Pride and Prejudice and Zombies

Since I am known by my friends as a Jane Austen person, SEVENTEEN different people sent me the link to this publishing announcement. Even though the book won't be published for another two months, a friend managed to procure an advanced copy (aka Word doc of the finished product), and so I read it over the weekend.

That being said, it's rather unnecessary for anyone to read this novel in its entirety, even if it does sound amusing. The best plan is to read the first two or three chapters, and then call it a day. You'll get the point and you won't be missing much. (Actually, you'll get everything you need, because Chapter 3 will include a ball and a zombie battle.)

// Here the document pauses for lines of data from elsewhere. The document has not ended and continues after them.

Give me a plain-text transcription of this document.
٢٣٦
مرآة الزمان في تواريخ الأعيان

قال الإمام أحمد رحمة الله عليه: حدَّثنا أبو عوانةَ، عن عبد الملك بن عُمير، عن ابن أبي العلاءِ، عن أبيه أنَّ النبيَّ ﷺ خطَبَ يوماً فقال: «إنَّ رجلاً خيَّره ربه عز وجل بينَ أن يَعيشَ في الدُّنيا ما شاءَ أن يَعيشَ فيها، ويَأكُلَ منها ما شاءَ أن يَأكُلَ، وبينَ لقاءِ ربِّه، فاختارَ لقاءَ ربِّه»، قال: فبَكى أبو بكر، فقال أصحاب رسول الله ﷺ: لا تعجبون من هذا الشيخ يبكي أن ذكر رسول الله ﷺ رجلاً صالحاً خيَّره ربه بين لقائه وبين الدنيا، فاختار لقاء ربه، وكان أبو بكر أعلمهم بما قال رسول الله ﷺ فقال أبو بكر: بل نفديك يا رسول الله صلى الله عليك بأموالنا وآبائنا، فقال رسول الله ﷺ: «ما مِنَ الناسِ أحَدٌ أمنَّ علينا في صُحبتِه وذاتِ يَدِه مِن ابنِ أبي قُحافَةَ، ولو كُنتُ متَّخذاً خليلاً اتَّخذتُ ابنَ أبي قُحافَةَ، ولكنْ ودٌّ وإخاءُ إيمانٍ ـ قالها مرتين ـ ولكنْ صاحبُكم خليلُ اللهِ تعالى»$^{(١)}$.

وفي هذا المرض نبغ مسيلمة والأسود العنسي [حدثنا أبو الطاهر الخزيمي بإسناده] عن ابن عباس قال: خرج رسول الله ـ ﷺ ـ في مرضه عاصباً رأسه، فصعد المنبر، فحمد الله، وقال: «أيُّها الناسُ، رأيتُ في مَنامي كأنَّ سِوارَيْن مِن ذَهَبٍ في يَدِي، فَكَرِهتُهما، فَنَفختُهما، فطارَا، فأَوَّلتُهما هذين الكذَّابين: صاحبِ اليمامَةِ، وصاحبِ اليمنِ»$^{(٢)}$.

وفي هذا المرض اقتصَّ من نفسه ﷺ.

It really is a clever idea -- maintaining the actual text of Pride and Prejudice and simply inserting another storyline... one that just happens to involve zombies overrunning England so that the upper classes (men and often women) are sent to Japan or China to be trained in deadly arts so as to combat the unfortunately afflicted. But it's a funny joke that gets old very very fast. The first few chapters had me giggling as a result of the novelty. The exact P&P text with small insertions or minor dialogue alterations... it is a funny idea, even I must admit. But that's where it ends. Nothing truly unique was done with the story beyond some small revenges on irritating and wicked characters that didn't receive what was coming to them in the real novel. For the sake of maintaining as much of the original text as possible, Pride and Prejudice and Zombies runs exactly the same course as Pride and Prejudice.

SPOILERS after this point, but really, admit to yourself that you're not actually going to read this novel. You'll chuckle over the cover (which is the best part of the whole thing) when you look at it in the bookstore, and then you'll set it down. We're in a recession. You're not seriously going to purchase this novel when there's so much else out there to be read?

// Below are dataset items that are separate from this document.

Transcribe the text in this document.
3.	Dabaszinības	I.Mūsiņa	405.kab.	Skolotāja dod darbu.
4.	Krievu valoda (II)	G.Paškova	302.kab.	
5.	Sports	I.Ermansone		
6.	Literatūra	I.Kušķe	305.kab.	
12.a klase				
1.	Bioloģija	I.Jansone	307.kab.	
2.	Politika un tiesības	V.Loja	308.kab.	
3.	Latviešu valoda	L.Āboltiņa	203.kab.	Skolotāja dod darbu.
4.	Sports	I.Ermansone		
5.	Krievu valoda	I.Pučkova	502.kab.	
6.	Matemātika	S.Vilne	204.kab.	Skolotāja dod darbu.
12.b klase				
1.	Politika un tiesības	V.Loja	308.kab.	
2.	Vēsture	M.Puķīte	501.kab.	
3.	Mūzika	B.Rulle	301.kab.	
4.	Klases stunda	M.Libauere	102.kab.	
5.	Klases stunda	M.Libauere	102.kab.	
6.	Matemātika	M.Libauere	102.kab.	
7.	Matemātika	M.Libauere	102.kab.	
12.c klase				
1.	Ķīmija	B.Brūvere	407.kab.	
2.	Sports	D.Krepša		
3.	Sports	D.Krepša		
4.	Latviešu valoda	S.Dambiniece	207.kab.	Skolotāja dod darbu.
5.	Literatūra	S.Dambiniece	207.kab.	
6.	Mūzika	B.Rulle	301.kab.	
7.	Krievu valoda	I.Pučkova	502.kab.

I suppose that is my biggest qualm with the novel. If it was going to do something truly interesting, the plot would have needed to change a bit. I suppose it was unrealistic for Darcy or Elizabeth to die, but there are so few casualties that it's really quite disappointing. I was expecting to at least lose one Bennet sister (Kitty could have been eaten or Mary could die in a blaze of glory). Even Grahame-Smith alludes to this desire at one point, where Elizabeth fantasizes decapitating Lydia in a carriage. But there's no follow-through! The only losses we experience are of Charlotte (who is afflicted with the zombie plague) and Mr. Collins (who hangs himself in unexpected and rather uncharacteristic grief). Wickham is crippled (by Darcy, which is nice) and he's sent off to a seminary for the lame in Ireland with Lydia. I had actually been hoping that Wickham would be a slowly changing zombie and that he'd make an attempt to eat Elizabeth's brains, or that his taking Lydia away was a ruse to feast on her brains, too -- or better yet, that the terrible thing he had done to Georgiana Darcy was to try and elope with her and end up being a coward in battle to the point where she was bitten by a zombie and lost a limb to it or something. Nope. Sorry. Not nearly so interesting. I would never expect me to say this, but there was just too much Pride and Prejudice in here -- the author was unwilling to deviate from the novel enough to create something interesting that could stand on its own as a ridiculously funny Austenuation. Ah well.

In the end, it's a clever idea, but that is all. I'm pleased that someone brought the idea into being, but I'm not sure it merited a full novel. A short excerpt in a magazine would have been sufficient rather than the entire creation -- such as a fake book review and excerpt in something like Believer where you could have read a few chapters and then seen a summary.